Positioned in the striking skirts of the Talamanca Mountain Range, the Bribri Indigenous Reserve is one of the few surviving communities that have kept their traditional ways up to our days.
There are only around 10,000 Bribri descendants! As the area has been historically remote and isolated, these groups have kept a lot of their traditions, language, food, and culture.
This indigenous reserve is structured in small villages, never forming large groups, and with the maxim of self-sufficiency while practicing an active fight to protect their environment.
Visiting these reserves is a necessary experience. There you will be part of the purest culture of the country; you will live directly the relationship that these people have felt for centuries with nature and what it gives them every day.
An experience that will make you genuinely learn what Costa Rican pre-Columbian culture was like and that will also help you understand how it has been and is influenced by everything that comes from outside these villages.
You will start the day with a visit to the Green Iguana Farm. At this distinct place, you will learn the importance of these fantastic reptiles as you arrive on the farm and start seeing the different stages in the lives of the green iguanas and learn about how transcending their presence is in the wild.
As in Central America, they have been hunted to eat (Their meat is supposed to be very soft and tasty); there is a need to give them a sanctuary where they can grow to be released in the wild later on.
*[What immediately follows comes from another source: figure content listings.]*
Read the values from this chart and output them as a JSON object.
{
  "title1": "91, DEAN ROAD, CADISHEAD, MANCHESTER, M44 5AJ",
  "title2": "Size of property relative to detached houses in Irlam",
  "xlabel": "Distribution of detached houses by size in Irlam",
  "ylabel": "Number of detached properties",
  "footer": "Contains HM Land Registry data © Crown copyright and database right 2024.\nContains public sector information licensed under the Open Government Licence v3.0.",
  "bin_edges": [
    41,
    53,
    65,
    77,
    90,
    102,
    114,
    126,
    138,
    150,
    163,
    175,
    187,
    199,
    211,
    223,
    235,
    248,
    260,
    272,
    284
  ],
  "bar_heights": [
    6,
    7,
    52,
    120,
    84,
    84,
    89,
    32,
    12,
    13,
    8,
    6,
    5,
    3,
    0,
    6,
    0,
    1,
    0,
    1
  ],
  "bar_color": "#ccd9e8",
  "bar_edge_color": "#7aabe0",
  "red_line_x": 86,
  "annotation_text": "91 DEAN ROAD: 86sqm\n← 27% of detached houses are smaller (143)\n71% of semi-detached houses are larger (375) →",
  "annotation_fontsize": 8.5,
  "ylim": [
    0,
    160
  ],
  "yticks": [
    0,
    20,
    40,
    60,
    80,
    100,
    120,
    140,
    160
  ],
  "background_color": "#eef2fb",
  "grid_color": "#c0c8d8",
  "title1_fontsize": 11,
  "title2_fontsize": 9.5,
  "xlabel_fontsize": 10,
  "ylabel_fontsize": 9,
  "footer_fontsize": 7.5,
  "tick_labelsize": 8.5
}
They have released thousands of iguanas to the nearby rainforests!
Later, you will get to the cocoa plantation where you will see the process of picking, sun drying, roasting with open fire, peeling, and grinding the beans with a stone to be converted into chocolate afterward.
You will learn about all the different ways that the indigenous mixed the cocoa to give different flavors.
If in harvest, you can also taste some other exotic fruits from the gardens.
Afterward, you will visit a medicinal herbal garden, to hear and see about plants that the indigenous community has utilized for centuries. You will also taste and touch some of the exotic species in this region.
Depending on the time of year, you may taste nutmeg, cinnamon, touch rubber right from the tree, and paint yourself with different dyes extracted from fruits, flowers, and trees.
You will also see some of the plants that the bribri people use to make fiber for clothing and other purposes.
The journey proceeds on to a majestic waterfall deemed as sacred by the tribes.
The region where the tour takes place is quite hot, and a swim in the pond under the cascading water is quite welcome.
To finish off, you will enjoy a typical lunch at a local restaurant before you go back to your hotel.